As a boy in the 1920’s, the author anticipated every summer when he could sail from Lunenburg to work with his father on cargo ships.
At 15 he quit school to get his “dream job” at sea.
The cargo of ships in which he works carried spirits (mostly rum and whisky) to the U.S.A where Prohibition was still the law of the land.
During Prohibition, many famous families got rich by “running” spirits and whiskies from Canada to the U.S.A..
Occasionally, he sailed to St.Pierre et Miquelon – two islands still belonging to France. Traders and skilled tradesman on both islands benefitted largely from the Prohibition by repairing broken engines, refuelling, and repairing boats.
HuHu Hugh Corkum worked several years on ships involved in dangerous but exciting rum-running vessels, and occasionally was caught by the American Coast Guard, arrested, indicted, and tried, but got off unscathed.
After marriage, upon the insistence of his wife, he gave up working on ships and learned telegraph coding in the U.S.A.
Eventually, he applied to become a policeman in Lunenburg, Nova Scotia’s “ship building” city, where he imposed law and order to “unruly” citizens and foreign sailors.
Over time, he was promoted to the position of police chief of the town.
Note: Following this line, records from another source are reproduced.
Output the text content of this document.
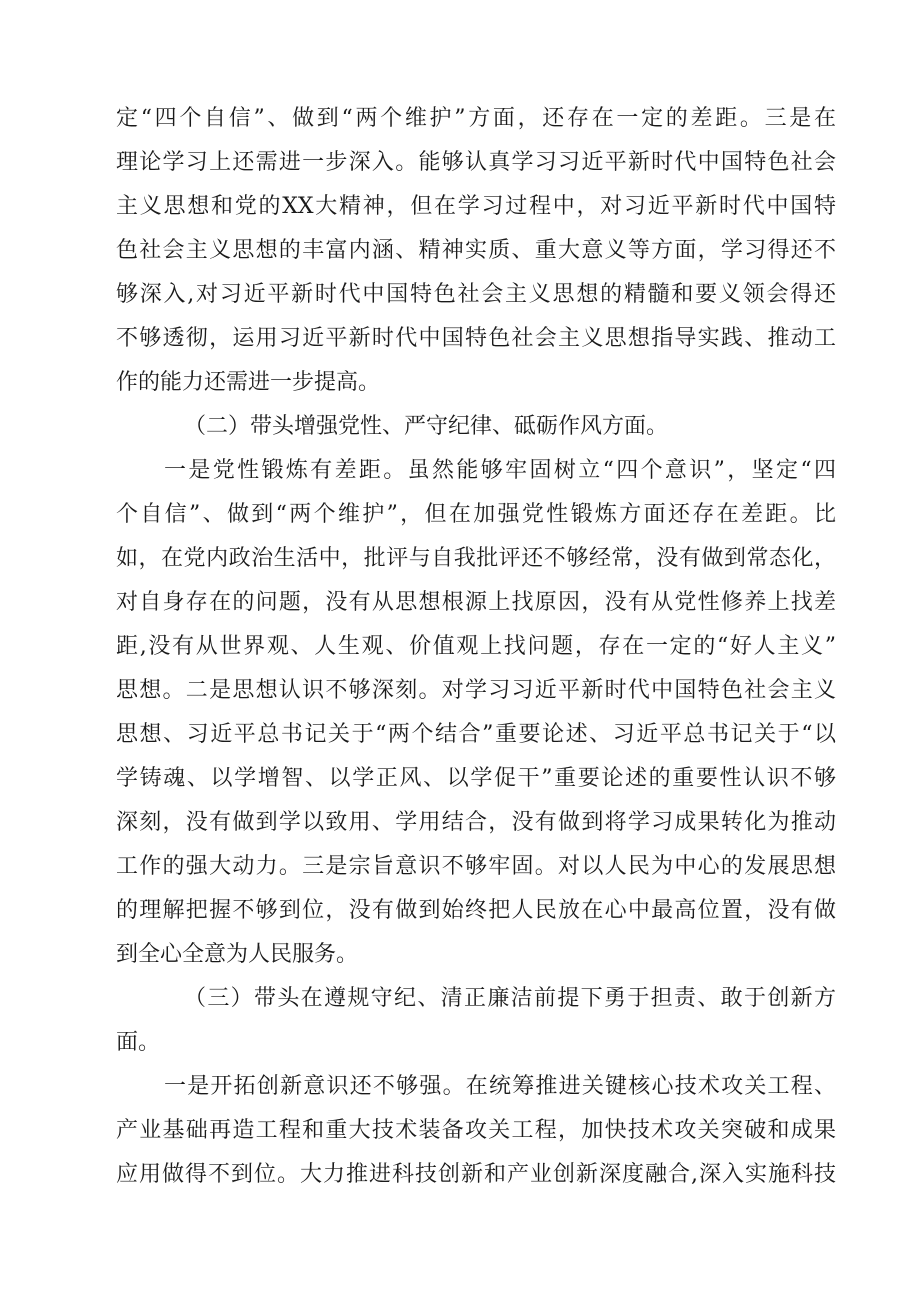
定“四个自信”、做到“两个维护”方面，还存在一定的差距。三是在
理论学习上还需进一步深入。能够认真学习习近平新时代中国特色社会
主义思想和党的XX大精神，但在学习过程中，对习近平新时代中国特
色社会主义思想的丰富内涵、精神实质、重大意义等方面，学习得还不
够深入,对习近平新时代中国特色社会主义思想的精髓和要义领会得还
不够透彻，运用习近平新时代中国特色社会主义思想指导实践、推动工
作的能力还需进一步提高。
（二）带头增强党性、严守纪律、砥砺作风方面。
一是党性锻炼有差距。虽然能够牢固树立“四个意识”，坚定“四
个自信”、做到“两个维护”，但在加强党性锻炼方面还存在差距。比
如，在党内政治生活中，批评与自我批评还不够经常，没有做到常态化，
对自身存在的问题，没有从思想根源上找原因，没有从党性修养上找差
距,没有从世界观、人生观、价值观上找问题，存在一定的“好人主义”
思想。二是思想认识不够深刻。对学习习近平新时代中国特色社会主义
思想、习近平总书记关于“两个结合”重要论述、习近平总书记关于“以
学铸魂、以学增智、以学正风、以学促干”重要论述的重要性认识不够
深刻，没有做到学以致用、学用结合，没有做到将学习成果转化为推动
工作的强大动力。三是宗旨意识不够牢固。对以人民为中心的发展思想
的理解把握不够到位，没有做到始终把人民放在心中最高位置，没有做
到全心全意为人民服务。
（三）带头在遵规守纪、清正廉洁前提下勇于担责、敢于创新方
面。
一是开拓创新意识还不够强。在统筹推进关键核心技术攻关工程、
产业基础再造工程和重大技术装备攻关工程，加快技术攻关突破和成果
应用做得不到位。大力推进科技创新和产业创新深度融合,深入实施科技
After several years in this position he decided to become the city tax collector, a job he performed successfully because of his intimate knowledge of each family of Lunenburg.
This is a book written in simple, but captivating prose, by a man who has done it all and tells his story well.
It is a gripping, page-turning, very informative and revealing book, depicting how ill-considered laws can create havoc in a society make some people rich while others undertook precarious acts to make make a living, and eager consumers willing to pay inordinate amounts for a few shots of spirits in American speakeasies.